Decisions on whether Australia's planned fleet of Lockheed Martin F-35 Joint Strike Fighters will be fitted for AIM-9X rather than ASRAAM are still to be made, with trade studies continuing. "We are still considering AIM-9X and ASRAAM," said Air Vice Marshal John Harvey, head of Australia's JSF acquisition programme office, speaking during last week's Australian International Air Show at Avalon, near Melbourne.

Noting that the Super Hornet will be acquired with the AIM-9X, Harvey said: "We also see some advantages in ASRAAM, potentially with longer range than AIM-9X, and are trying to work out how that would fit in the mix for JSF."

Roberton said no decision has been made on whether to integrate the Royal Australian Air Force's new Lockheed Martin AGM-158 JASSM cruise missiles with the Super Hornet fleet, which will enter service from early 2010 (Flight International, 13-19 March).
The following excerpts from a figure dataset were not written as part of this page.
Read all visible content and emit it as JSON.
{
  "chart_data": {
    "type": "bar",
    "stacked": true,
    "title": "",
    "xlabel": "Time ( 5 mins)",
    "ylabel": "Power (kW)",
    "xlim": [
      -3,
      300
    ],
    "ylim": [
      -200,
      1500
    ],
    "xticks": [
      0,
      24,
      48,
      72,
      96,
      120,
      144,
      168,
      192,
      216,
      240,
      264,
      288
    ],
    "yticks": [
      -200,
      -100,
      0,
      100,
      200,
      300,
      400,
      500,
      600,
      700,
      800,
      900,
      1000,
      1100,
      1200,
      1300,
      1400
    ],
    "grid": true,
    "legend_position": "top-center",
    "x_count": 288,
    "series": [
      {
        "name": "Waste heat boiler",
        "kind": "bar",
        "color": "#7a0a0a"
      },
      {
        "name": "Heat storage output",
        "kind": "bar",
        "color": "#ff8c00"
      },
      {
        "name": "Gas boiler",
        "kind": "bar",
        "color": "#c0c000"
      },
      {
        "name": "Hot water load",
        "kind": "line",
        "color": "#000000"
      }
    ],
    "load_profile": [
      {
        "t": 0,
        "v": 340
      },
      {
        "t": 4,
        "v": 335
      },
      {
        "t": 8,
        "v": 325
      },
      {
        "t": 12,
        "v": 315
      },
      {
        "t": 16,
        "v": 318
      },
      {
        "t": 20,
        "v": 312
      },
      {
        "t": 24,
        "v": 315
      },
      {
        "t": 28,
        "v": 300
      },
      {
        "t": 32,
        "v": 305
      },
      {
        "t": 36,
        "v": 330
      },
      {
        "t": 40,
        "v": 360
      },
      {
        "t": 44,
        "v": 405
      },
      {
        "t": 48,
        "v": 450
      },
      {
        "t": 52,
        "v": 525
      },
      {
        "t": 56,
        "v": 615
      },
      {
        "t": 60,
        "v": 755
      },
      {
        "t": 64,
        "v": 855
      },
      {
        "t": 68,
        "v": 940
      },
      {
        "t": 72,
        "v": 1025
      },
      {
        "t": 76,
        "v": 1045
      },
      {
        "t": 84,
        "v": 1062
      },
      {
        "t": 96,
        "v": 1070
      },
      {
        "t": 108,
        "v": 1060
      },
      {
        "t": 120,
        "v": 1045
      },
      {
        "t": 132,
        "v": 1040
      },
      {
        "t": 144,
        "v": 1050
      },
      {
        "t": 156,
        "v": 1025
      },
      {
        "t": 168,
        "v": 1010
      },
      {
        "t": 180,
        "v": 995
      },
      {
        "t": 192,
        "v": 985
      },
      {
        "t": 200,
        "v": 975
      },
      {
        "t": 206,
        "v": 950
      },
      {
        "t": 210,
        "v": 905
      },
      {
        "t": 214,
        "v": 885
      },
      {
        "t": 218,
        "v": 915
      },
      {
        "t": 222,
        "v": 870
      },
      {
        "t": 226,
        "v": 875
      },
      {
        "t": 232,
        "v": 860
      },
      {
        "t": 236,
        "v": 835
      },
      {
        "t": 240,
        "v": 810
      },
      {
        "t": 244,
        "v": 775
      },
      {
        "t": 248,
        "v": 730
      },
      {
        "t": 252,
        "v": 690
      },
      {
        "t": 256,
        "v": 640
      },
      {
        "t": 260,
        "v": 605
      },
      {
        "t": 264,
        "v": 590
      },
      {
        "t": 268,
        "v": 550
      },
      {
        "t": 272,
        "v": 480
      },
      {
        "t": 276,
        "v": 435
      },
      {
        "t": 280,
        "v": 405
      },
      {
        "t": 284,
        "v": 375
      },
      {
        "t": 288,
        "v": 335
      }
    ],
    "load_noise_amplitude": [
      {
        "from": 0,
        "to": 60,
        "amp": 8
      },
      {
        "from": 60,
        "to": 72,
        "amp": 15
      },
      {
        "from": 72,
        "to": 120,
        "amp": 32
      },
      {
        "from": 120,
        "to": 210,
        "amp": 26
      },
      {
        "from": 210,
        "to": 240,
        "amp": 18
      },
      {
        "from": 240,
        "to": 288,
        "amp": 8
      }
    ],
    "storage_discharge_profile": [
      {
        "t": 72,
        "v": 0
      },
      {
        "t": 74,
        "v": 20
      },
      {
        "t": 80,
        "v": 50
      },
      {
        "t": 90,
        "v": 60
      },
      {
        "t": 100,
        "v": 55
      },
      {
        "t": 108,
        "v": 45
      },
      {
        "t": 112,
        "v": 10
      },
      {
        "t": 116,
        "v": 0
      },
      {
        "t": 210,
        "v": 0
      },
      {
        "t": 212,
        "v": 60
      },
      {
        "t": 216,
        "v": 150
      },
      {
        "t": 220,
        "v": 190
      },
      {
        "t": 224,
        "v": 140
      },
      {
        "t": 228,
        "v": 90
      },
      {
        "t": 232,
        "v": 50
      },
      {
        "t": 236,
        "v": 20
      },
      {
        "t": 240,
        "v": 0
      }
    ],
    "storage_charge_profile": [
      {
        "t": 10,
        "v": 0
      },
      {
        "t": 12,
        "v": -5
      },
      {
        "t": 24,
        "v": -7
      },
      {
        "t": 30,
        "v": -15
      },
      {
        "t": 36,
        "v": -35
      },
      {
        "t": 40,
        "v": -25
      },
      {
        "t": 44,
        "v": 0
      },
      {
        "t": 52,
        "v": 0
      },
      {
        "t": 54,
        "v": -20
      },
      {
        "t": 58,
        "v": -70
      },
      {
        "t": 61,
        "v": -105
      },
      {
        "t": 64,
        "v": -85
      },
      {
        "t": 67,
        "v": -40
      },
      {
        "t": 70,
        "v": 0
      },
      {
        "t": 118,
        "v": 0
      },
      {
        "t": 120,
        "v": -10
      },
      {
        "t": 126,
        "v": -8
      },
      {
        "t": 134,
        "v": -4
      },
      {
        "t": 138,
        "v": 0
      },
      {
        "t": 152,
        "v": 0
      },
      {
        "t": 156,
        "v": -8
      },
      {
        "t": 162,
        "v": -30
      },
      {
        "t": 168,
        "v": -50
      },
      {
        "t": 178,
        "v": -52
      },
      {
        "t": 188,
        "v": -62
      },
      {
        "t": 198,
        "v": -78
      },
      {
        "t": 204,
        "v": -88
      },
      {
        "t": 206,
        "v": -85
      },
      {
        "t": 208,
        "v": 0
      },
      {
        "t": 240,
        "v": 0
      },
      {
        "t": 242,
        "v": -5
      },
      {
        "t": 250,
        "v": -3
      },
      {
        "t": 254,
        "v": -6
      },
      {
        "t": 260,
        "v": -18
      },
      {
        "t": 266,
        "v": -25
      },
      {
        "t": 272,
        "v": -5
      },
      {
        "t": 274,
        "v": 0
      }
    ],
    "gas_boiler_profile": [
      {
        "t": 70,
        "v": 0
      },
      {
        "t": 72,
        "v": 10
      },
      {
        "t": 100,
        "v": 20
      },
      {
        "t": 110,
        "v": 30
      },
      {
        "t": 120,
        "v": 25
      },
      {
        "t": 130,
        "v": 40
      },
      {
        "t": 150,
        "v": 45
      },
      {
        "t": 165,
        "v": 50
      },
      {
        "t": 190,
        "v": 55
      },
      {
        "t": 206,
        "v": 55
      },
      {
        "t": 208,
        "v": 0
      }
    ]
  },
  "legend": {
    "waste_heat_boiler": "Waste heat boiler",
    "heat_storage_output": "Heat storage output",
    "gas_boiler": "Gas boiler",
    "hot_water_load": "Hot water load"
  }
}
The move will be considered by early next year as part of a broader strike study for the Australian Defence Force, but Roberton said the Super Hornet/JASSM combination "is not unlikely".

The RAAF has already conducted initial cost studies through the USN, he said, while Lockheed confirmed that it has discussed the integration effort with Australian defence authorities.

The need to maintain commonality with USN Super Hornets could also prompt the RAAF to equip its 24 aircraft with the ATFLIR targeting pod, despite having previously selected Northrop Grumman to supply its current F/A-18A/Bs with the Litening II system.